Much higher capital requirements could put some banks, a few of which are already worth less than the book value of their assets, out of business. Not my problem, says Mr Kashkari, who argues that it is banks’ responsibility to find profitable and safe business models.

Source: Kash call | The Economist

Wait for the push-back from big banks. But their tactics will mainly be scare-mongering to protect profits (and bonuses) by dissuading politicians from acting on an eminently sensible proposal.

Banks need to be bullet-proof and not rely on the taxpayer’s dollar to bail them out in times of crisis. Australian banks, with leverage ratios as low as 3%, are entirely dependent on taxpayer rescue in times of crisis.
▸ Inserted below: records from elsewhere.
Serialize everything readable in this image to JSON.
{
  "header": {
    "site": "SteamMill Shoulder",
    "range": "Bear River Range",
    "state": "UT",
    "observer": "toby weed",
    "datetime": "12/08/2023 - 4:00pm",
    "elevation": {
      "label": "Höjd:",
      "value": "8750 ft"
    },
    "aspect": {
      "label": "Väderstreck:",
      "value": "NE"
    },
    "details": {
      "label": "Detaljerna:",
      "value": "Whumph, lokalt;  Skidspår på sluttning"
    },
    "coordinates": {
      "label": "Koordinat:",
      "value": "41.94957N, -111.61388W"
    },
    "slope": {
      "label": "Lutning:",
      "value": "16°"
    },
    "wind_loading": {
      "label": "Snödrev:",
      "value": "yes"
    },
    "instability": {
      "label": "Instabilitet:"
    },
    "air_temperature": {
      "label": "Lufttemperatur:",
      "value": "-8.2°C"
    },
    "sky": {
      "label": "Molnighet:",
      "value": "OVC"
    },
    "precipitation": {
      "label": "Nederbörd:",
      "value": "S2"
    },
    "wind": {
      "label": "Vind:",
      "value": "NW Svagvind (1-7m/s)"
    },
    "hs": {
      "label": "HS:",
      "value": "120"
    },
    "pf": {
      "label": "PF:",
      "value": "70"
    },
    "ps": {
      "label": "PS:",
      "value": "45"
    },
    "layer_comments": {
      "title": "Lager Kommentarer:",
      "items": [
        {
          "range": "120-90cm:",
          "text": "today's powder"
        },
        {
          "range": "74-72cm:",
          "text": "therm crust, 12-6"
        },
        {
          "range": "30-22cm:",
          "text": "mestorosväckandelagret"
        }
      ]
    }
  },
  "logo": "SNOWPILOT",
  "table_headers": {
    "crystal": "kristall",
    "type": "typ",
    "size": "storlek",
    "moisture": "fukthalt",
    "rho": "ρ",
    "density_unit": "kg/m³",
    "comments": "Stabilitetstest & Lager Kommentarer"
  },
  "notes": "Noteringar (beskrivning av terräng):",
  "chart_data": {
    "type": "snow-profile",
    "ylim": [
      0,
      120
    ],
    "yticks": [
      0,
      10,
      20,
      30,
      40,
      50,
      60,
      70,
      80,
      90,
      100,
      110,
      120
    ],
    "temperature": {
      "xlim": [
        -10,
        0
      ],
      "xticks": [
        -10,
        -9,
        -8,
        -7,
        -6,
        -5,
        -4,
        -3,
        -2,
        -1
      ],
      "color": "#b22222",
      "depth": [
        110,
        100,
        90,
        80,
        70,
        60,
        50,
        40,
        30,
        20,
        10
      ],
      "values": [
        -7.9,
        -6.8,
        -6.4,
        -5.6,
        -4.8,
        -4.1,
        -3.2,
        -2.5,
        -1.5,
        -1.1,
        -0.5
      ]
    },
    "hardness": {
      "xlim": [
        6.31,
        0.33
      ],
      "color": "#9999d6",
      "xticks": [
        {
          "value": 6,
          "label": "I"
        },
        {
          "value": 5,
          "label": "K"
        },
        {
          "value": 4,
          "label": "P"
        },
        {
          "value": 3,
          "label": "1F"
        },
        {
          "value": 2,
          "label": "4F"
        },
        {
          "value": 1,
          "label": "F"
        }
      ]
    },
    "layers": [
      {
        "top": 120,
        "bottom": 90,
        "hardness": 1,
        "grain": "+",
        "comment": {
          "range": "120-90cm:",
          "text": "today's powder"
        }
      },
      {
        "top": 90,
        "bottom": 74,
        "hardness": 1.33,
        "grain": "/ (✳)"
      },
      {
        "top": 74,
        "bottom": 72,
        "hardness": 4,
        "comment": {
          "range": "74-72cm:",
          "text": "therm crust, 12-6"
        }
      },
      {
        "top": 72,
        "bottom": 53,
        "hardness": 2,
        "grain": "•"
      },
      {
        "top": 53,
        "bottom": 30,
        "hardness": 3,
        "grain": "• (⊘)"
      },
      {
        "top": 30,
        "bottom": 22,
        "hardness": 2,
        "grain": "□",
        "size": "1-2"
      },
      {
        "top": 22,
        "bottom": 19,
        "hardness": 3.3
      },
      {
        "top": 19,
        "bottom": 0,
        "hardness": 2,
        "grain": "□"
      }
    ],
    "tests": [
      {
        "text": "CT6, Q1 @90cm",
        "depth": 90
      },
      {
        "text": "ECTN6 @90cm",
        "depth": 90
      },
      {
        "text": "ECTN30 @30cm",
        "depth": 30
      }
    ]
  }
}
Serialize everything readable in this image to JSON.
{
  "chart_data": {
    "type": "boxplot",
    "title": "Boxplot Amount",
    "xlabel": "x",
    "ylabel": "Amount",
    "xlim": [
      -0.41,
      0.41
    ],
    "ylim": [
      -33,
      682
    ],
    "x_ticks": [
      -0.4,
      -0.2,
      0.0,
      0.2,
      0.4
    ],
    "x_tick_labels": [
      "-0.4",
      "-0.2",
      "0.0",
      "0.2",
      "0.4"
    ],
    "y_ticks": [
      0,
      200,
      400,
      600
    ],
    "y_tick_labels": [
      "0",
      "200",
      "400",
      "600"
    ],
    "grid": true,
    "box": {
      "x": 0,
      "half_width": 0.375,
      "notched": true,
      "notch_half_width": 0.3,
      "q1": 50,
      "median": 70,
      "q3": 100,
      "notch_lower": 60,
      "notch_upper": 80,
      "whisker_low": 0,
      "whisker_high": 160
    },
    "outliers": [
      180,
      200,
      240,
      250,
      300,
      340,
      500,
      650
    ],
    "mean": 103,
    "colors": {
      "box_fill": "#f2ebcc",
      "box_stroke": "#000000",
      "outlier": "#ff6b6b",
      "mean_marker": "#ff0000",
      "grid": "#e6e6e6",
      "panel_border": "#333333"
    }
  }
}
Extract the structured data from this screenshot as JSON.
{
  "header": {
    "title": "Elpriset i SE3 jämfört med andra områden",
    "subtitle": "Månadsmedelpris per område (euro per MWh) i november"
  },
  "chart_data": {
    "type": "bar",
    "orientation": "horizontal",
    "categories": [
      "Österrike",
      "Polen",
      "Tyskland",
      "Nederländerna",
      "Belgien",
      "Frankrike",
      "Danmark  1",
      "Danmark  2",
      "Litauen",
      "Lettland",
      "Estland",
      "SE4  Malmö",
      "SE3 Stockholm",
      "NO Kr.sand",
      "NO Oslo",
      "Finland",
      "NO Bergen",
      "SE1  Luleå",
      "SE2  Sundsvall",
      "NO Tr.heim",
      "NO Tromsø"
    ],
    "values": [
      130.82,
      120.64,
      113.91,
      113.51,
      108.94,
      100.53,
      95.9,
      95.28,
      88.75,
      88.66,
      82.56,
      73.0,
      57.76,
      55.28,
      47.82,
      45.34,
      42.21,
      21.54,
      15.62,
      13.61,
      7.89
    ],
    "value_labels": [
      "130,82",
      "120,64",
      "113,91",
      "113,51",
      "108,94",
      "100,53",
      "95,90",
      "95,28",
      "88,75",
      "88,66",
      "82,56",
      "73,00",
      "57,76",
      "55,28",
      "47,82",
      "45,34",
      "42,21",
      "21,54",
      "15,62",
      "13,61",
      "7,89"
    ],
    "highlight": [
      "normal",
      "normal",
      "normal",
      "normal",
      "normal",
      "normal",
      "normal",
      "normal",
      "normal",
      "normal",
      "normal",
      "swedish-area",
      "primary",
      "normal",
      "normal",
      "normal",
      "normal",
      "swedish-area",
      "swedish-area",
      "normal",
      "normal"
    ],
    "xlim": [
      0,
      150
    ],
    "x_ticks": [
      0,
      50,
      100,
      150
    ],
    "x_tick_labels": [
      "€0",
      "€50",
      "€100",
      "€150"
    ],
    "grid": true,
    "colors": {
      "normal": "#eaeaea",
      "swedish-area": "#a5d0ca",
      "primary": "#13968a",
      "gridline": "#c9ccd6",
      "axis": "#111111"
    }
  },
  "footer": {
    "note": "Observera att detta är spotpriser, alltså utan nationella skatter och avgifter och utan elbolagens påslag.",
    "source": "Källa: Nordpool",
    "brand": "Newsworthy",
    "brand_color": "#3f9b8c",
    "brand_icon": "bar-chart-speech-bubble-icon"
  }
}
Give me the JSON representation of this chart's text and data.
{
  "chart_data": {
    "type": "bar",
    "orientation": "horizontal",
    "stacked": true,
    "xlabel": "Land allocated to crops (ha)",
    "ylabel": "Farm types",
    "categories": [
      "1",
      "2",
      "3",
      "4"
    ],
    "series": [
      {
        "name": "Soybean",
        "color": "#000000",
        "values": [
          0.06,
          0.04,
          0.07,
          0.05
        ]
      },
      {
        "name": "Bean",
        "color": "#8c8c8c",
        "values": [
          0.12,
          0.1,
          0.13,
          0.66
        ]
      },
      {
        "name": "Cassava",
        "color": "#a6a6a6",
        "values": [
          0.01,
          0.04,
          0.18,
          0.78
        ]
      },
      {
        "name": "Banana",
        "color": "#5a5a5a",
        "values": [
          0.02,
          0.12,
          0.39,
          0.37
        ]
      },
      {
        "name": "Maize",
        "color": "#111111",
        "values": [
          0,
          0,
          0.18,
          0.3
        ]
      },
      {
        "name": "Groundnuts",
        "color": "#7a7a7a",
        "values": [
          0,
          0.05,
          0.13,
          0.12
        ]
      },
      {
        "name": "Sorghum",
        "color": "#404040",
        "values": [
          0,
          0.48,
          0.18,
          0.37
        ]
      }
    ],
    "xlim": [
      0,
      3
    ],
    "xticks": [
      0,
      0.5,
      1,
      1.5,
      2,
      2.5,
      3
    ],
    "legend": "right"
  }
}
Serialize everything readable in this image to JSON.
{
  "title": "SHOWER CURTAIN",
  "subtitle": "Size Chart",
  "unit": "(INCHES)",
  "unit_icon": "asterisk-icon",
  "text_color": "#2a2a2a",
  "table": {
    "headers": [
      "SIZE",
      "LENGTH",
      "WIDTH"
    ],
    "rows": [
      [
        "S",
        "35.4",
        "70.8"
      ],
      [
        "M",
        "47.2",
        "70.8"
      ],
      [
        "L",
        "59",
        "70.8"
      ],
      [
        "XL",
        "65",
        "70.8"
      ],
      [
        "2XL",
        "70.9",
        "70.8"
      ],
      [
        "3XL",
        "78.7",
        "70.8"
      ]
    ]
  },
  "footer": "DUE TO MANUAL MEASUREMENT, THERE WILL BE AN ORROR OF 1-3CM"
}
Fractional-reserve banking is not a fundamental building block of capitalism (some would call it an aberration). Countries like Germany funded their industrialization without it, their early banks being entirely equity-funded. Fractional-reserve systems are characterized by frequent boom-bust cycles, while banking systems with higher equity funding are far more secure and less likely to spread contagion through the entire economy if they default.